"Cada grano de Coffefons cuenta una historia de dedicación, tierra fértil y sueños que huelen a café recién hecho."
En lo alto de las montañas de Jerusalén, Cundinamarca, entre neblinas persistentes y árboles de roble, se esconde la vereda Alto Roble. Allí, donde el tiempo parece detenerse y el canto de los pájaros marca el ritmo de los días, nació lo que hoy conocemos como Coffefon’s, una marca de café con alma campesina y corazón familiar.
Todo comenzó hace más de medio siglo, cuando Don Héctor Fonseca, un joven labriego con manos curtidas por el trabajo y un sueño más grande que las montañas que lo rodeaban, decidió sembrar sus primeras matas de café en un pequeño terreno heredado de su padre. Lo hizo sin saber de técnicas modernas ni mercados internacionales; solo sabía que el café bien cultivado podía ser una herencia viva, una forma de hablarle al mundo desde la tierra.
Años después, su nieto Julián, con el mismo espíritu resiliente, combinó el legado agrícola con algo nuevo: la visión de darle nombre y rostro a ese café que hasta entonces solo se conocía en los mercados locales. Nació así la idea de Coffefon’s, un homenaje al apellido de la familia y a la tradición que los había unido durante generaciones. Julián, comenzó a tostar el café en la finca, empacarlo a mano, y venderlo en paderias, pueblos cercanos y más tarde, a través de redes sociales.
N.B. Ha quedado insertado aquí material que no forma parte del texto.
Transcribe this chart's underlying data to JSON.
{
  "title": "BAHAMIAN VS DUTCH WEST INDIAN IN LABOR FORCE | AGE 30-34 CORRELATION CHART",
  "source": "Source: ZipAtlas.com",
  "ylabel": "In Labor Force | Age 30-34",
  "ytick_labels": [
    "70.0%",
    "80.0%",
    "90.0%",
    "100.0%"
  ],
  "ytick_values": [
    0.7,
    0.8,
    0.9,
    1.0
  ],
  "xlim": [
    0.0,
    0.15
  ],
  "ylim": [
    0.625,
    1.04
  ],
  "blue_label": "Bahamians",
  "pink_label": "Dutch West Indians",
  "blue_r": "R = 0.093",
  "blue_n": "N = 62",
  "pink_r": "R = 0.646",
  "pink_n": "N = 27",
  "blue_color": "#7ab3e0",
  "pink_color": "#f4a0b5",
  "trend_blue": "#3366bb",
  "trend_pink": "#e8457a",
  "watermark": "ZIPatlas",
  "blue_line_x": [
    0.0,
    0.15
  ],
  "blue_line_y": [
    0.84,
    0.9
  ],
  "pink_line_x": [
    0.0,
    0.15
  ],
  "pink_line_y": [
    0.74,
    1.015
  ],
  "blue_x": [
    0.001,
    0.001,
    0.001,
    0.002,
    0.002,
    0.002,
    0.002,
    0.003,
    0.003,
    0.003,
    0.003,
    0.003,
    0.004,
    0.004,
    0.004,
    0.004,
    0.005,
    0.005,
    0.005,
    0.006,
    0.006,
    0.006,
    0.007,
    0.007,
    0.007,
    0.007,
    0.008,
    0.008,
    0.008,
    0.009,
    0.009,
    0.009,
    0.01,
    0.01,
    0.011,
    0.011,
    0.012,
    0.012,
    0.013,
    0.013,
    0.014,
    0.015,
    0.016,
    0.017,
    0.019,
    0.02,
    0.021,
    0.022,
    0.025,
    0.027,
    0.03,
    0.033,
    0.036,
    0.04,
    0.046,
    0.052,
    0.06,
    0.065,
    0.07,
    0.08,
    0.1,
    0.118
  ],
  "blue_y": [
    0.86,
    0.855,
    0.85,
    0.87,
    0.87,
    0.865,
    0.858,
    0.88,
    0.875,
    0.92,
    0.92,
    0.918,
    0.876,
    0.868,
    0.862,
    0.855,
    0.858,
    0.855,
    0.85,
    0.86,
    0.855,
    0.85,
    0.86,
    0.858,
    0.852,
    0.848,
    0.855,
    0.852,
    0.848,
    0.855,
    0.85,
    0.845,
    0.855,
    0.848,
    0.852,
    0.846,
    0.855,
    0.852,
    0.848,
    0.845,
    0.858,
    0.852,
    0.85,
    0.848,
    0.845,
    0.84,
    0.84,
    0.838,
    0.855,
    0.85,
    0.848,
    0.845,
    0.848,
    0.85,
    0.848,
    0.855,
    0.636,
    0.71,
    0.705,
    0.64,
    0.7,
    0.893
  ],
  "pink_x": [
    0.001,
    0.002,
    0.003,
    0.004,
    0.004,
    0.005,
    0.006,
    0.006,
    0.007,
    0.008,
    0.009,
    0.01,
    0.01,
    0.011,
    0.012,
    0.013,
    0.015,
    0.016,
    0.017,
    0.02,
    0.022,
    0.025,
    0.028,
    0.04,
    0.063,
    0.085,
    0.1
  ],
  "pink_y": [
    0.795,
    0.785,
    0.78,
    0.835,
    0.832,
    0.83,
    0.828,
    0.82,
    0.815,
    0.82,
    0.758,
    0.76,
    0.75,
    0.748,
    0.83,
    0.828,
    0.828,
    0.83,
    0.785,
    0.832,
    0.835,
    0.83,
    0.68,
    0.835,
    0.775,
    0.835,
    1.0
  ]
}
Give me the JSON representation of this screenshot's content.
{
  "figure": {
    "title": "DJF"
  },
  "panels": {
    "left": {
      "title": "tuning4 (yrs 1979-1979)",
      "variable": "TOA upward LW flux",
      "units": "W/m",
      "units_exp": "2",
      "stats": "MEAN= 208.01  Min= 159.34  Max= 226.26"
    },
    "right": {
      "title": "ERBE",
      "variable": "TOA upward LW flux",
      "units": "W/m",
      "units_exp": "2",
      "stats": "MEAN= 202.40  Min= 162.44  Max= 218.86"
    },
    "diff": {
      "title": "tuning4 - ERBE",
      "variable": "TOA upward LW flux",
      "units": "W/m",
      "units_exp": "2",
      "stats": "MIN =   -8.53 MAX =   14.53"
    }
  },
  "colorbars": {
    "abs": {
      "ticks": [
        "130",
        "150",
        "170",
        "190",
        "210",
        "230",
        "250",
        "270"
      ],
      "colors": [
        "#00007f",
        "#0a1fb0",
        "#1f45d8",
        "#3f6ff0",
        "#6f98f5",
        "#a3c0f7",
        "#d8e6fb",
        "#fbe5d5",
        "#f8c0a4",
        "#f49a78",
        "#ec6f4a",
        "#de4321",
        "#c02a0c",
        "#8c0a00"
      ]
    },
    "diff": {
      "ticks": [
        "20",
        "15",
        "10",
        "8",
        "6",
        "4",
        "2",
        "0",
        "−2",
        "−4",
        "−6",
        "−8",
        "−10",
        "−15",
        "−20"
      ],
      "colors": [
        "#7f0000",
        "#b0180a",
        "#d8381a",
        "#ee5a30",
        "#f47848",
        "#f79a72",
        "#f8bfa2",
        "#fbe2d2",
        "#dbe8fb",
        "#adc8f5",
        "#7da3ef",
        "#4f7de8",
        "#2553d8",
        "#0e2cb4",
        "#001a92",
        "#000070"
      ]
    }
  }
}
Coffefon’s no es solo una marca: es una forma de vida. Cada grano lleva consigo la historia de una familia que nunca renunció a su tierra, a su identidad ni al sabor único que da el Alto Roble, con su clima perfecto, su suelo fértil y su gente generosa.
Hoy, Coffefon’s sigue siendo un emprendimiento familiar, pero con una visión clara: llevar el sabor del campo colombiano a cada taza del mundo, sin olvidar jamás de dónde venimos.